Leonard Sax, everyone’s favorite advocate of gender-based education, has a commentary in this week’s Ed Week, “Where the Girls Aren’t: What the Media Missed in the AAUW’s Report on Gender Equity.” Here’s the central argument:
“There is a real gender gap, and it’s growing rapidly, but that gap has little to do with graduation rates or college-entrance rates, parameters that are given great emphasis in the report. The real gender gap is not in ability but in motivation—not in what girls and boys can do, but in what girls and boys want to do: specifically, in what they want to learn, and how they want to learn it.”
What’s the evidence for his argument? “The absolute number of young women studying computer science and physics has fallen by more than 50 percent in the past 20 years. That drop may seem puzzling at first, since the past 20 years has been an era in which girls have been encouraged from kindergarten through grade 12 to be physicists, engineers, and the like,” says Sax.
Is Sax right? Before looking specifically at physics, computer science, and engineering, let’s check out trends in female BA attainment in science and engineering from 1966-2004. Over this time period, the percent of science and engineering degrees awarded to women has increased from 25% to 50%, according to data from the National Science Foundation.
But what about the “hardest sciences?” Women have made steady gains in every field over this time period. Women earn more than 60% of degrees in the biological sciences, half of the degrees in Chemistry, and almost half of the degrees in mathematics. The female share of degrees in physics, engineering, and computer science has also increased steadily over this time period. Less than 5% of degrees were awarded to women in physics and engineering in the 1960s, and now 1 in 5 degrees in these fields goes to women. (Thanks to the American Institute of Physics for the graph.)

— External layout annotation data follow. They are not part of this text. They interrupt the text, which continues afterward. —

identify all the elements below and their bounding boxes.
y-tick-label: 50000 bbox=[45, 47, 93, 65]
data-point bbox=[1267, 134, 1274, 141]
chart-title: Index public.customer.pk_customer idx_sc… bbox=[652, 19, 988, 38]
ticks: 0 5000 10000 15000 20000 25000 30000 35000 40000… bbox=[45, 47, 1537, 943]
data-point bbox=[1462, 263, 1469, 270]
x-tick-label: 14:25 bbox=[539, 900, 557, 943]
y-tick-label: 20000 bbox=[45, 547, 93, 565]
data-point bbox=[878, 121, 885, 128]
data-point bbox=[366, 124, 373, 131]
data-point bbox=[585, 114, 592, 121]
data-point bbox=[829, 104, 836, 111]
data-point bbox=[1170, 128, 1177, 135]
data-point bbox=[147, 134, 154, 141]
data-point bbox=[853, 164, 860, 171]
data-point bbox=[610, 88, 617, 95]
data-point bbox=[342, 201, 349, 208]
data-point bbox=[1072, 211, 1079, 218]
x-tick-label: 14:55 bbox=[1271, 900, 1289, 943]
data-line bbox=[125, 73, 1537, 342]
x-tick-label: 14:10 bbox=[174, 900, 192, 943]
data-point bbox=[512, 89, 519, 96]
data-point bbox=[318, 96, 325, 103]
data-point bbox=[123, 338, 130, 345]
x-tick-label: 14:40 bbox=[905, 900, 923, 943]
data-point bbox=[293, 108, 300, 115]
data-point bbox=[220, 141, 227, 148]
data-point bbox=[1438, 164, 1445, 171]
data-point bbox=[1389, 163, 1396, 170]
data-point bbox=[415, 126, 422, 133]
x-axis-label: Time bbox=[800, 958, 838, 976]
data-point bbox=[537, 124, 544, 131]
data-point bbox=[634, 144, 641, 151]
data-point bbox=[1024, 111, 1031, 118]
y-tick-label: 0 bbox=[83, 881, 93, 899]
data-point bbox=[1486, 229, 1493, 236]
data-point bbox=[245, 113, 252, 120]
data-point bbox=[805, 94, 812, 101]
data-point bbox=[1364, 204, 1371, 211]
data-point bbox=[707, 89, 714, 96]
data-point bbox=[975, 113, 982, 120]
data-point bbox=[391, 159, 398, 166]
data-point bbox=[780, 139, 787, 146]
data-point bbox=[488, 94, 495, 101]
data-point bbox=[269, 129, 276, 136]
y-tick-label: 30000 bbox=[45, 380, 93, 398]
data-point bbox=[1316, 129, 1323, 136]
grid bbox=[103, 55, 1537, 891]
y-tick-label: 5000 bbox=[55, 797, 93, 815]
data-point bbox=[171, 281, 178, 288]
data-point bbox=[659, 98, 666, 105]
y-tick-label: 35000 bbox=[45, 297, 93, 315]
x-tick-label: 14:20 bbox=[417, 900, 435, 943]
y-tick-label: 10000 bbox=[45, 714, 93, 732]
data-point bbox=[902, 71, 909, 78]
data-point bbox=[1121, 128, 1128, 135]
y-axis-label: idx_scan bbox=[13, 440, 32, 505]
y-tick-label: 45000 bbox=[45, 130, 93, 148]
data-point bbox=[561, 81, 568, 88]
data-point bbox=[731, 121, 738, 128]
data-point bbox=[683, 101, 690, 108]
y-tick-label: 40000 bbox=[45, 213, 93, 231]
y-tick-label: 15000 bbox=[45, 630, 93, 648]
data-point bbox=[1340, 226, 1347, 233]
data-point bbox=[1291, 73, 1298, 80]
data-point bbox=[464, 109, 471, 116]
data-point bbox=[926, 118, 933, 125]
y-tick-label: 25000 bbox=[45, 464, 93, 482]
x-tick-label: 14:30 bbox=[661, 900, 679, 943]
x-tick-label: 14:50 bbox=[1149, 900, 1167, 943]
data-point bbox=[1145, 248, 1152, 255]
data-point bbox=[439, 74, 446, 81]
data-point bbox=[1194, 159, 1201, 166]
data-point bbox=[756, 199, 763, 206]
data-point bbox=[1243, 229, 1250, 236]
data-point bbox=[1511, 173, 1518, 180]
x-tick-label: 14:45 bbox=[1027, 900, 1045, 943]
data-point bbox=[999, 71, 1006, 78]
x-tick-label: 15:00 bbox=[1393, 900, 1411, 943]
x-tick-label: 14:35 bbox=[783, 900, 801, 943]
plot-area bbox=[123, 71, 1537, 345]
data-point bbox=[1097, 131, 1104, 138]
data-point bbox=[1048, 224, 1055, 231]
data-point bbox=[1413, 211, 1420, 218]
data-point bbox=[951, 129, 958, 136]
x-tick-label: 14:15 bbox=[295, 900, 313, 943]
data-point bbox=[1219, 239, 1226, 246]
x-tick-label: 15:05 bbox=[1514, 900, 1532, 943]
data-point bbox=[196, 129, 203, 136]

However, the female share of computer science degrees in 1985 was greater than it is in 2004. Why might that be? Things have ramped up since the Commodore 64, and the number of degrees awarded in computer science has exploded. That growth has been faster for men than women. But if you look at counts of degrees - the meat of Sax’s argument - the same number of women earned CS degrees in 2004 as did at the female CS peak in 1985. (See this graph.) In short, Sax’s claim does not appear to be true - the same number of women earned degrees in CS in the mid-1980s, and the female share of physics degrees has increased even as overall physics enrollments have increased.
When I contacted Dr. Sax about these data, he argued that overall degree attainment is misleading because the increase in female science and engineering degrees is driven by temporary visa holders, not US citizens. He wrote, “Neither of your graphs takes into account the NATIONALITY of the women earning the degrees. Most of the rise in the number of women earning degrees in computer science since 1999 comes from women from other countries holding temporary US visas.”
As far as I can tell, the BA attainment data are not available for citizens and non-citizens before 1995. Over that time period, female US citizens and permanent residents made amazing strides in science and engineering BA attainment. Between 1995 and 2004, there was a 30% increase in the number of science and engineering BAs awarded to female US citizens, which is 2.5 times the growth for male American citizens. Let’s look at different disciplines:
*The number of physics BAs grew 36% for women, 8 times the increase for men.
* In engineering, the number of degrees grew 19% for women even as it dropped 1% for men.
* The number of electrical engineering degrees grew 35% for women, 1.6 times the growth rate for men.
* In computer science, there was a 102% increase for women, which was less than the increase for men. (And per Sax’s specific claim above, the number of female US citizens earning CS degrees increased 36% (from 9,569 to 12,990) between 2000-2004; it increased from 905 to 1416 (56%) for female non-US citizens.)
Sure, you can find some fields where there have not been increases for women. For example, there’s been a 4% decrease in female BA attainment in mathematics. But when we look at the whole picture, rather than cherry pick one or two subfields, it’s hard to see evidence here that gender-mixed math and science classes in K-12 have slowed female American citizens’ rate of progress in earning science and engineering BAs.
Unsatisfied with the fact that women have made quite substantial gains at the undergraduate level in science and engineering, Sax suggested that I look at graduate school. But again, female US citizens have made enormous gains at the graduate level as well. There were 135,431 female US citizen graduate students in science and engineering in 1999 and 163,820 in 2006: a 21% increase. At the same time, the number of male US citizen graduate students in science and engineering has only increased by 8%. To be sure, the rate of increase for non-US citizen women is greater than the rate of increase for US citizens - but there is that globalization phenomenon to consider.
In sum, Leonard Sax’s commentary did not provide an accurate portrait of trends in women’s attainment in science and engineering. Women still have a way to go before achieving parity in computer science, physics, and engineering, but there’s little evidence that gender-based education a la Sax is going to get us there.